Am Uni-Eingang steht ein junger Mann, der anonym bleiben will. Auch er kennt den „Fonds Belval“, sieht ihn allerdings viel kritischer als seine Kommilitonen. „Für die Uni ist das schon sehr problematisch. Sie stoßen sich die ganze Zeit an Bedingungen des Fonds.“ Das Studentenleben entwickelt sich seiner Meinung nach mit billigeren Preisen und der Entstehung von studentenfreundlichen Cafés auf Belval. „Es ist alles noch sehr teuer hier“, stellt er fest, „vor allem für Erasmus-Studenten ist das ein Problem“.
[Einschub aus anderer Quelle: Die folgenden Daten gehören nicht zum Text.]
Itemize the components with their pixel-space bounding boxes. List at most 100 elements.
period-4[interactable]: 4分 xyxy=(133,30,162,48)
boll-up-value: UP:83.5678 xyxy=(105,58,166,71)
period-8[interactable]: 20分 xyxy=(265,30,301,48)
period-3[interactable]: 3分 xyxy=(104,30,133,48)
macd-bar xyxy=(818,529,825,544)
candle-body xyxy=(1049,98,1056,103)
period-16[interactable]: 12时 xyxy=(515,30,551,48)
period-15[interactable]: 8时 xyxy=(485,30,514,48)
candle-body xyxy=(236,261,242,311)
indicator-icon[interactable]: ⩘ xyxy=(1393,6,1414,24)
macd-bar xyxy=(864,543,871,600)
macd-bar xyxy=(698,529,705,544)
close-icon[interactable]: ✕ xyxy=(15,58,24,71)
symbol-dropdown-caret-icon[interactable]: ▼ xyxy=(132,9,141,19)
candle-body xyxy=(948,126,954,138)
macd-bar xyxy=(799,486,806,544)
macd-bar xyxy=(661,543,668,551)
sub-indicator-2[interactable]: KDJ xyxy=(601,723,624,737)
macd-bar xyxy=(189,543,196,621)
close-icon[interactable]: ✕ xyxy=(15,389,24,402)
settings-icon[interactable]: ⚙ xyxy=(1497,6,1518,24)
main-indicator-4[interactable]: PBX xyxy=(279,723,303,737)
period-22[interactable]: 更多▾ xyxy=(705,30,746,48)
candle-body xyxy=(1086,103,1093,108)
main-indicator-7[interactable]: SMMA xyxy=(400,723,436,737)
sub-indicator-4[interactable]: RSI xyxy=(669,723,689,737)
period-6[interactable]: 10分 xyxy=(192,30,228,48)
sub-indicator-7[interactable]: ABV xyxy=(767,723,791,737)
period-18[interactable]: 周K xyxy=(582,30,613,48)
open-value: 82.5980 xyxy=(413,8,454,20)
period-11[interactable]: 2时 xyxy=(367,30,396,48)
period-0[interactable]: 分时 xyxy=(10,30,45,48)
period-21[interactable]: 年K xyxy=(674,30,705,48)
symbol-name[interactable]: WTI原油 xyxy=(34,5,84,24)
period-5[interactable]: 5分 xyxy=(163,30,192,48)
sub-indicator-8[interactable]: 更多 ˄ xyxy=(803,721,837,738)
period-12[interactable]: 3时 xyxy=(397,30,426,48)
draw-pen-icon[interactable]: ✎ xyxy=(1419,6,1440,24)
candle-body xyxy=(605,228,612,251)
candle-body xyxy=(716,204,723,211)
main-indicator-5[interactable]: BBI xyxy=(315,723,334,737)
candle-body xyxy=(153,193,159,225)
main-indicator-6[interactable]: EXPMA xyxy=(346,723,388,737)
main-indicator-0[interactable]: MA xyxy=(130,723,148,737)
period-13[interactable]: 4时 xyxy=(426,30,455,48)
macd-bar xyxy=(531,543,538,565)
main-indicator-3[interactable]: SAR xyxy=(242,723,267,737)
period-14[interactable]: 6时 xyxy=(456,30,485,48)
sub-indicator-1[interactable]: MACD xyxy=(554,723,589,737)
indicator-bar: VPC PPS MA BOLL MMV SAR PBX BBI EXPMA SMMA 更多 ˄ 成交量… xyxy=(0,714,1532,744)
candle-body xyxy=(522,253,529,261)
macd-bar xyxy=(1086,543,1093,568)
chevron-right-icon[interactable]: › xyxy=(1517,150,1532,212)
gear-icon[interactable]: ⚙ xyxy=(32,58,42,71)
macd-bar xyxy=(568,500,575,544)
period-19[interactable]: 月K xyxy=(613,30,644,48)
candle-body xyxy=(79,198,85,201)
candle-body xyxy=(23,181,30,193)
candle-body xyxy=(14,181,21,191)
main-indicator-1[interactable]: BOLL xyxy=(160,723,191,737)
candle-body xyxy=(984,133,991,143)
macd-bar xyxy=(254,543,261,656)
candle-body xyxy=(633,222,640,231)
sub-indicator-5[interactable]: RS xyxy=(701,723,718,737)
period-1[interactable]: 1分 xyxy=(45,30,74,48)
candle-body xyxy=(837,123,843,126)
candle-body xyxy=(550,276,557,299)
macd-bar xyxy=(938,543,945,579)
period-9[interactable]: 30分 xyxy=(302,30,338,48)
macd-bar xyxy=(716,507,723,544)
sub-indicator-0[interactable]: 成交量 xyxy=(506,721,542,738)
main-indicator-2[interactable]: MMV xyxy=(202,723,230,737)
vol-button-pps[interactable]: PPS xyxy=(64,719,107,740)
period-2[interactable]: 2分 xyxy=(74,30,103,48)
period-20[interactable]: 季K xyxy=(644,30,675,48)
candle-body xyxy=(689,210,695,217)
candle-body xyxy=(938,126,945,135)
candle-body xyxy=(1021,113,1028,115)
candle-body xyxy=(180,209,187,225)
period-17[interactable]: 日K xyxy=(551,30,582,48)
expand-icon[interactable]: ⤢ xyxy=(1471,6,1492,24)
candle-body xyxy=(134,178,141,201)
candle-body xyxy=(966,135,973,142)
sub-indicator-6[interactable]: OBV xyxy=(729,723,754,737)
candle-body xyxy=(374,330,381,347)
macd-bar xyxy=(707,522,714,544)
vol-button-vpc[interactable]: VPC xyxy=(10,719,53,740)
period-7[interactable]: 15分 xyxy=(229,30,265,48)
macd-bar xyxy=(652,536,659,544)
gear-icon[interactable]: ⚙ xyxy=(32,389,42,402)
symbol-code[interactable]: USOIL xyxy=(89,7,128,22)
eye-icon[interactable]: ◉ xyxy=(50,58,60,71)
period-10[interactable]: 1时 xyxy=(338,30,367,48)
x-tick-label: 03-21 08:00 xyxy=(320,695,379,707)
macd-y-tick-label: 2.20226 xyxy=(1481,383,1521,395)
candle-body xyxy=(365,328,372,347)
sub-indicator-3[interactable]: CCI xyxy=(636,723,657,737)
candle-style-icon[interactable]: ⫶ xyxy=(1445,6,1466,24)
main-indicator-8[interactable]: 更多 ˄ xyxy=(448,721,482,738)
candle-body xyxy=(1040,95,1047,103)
Es könne aber besser werden. Er selbst engagiert sich in einem Team von Studenten, das sich für mehr Leben auf Belval einsetzt und dafür Partys organisiert. Er hofft, dass sich die Mentalität der Luxemburger noch ändern wird. „Die reden alle Luxemburgisch und grenzen somit die Erasmus-Studenten aus“, erklärt er.

Studenten aus Sälen vertrieben

Etwas weiter wollen wir eine junge Frau ansprechen. Sie wimmelt uns ab. „Sorry, ich habe keine Zeit. Habe jetzt ein Examen. Aber sieh dich mal im ersten Stock um, da sitzen viele Studenten“, erklärt sie. Dort treffen wir auf Patrik, Anka und Valérie. Sie sitzen gerade in der Cafeteria der Uni an einem Tisch und blättern in ihren Büchern. „Im ersten Semester gab es riesige Probleme mit dem Fonds Belval. Da wurden teilweise Studenten aus den Sälen vertrieben, weil da irgendeine Veranstaltung stattfinden sollte. In dem Saal, in dem wir gerade sitzen, können einfach Vorhänge zugezogen werden, wenn jemand ihn gebucht hat. Dabei ist es einer der einzigen Orte, wo wir sitzen, reden und lernen können“, seufzen sie. Seit dem zweiten Semester sei es aber ein bisschen besser geworden.

Bei der Frage nach dem Studentenleben scheinen sie sich einig: „Belval ist überteuert!“ Des Weiteren gebe es nicht genug Auswahl bei den Cafés und Plätzen, wo man hingehen könnte. Für die drei ist die Erreichbarkeit der Uni ein Riesenproblem. Mit dem Bus und dem Zug sei es einfach zu unpraktisch. „Da ist man zwei Stunden unterwegs, wenn man von etwas weiter aus dem Norden kommt, um dann eine Stunde zu früh an der Uni zu sein“, so die Erklärung.

„Der nimmt kein Bargeld“

Folgt die Anmerkung: „Gut erreichbar ist Belval nur für Leute aus dem Süden.“ Dafür sei das Auto das Transportmittel der Wahl für viele Studenten. Hier stellt sich nun wieder das Problem der Parkgebühren. „Wenn man den ganzen Tag Unterricht hat, kann es schon sehr teuer werden“, erklärt Anka.

Zeit zurück in die Redaktion zu fahren. Vor dem Parkautomaten dann die Ernüchterung: 4,70 Euro für etwas über vier Stunden. Münzen sind hier überflüssig. Die Suche nach dem passenden Schlitz bleibt erfolglos. „Der nimmt kein Bargeld. Nur Karte“, merkt eine junge Frau an, die ungeduldig in der Reihe steht. War ja klar.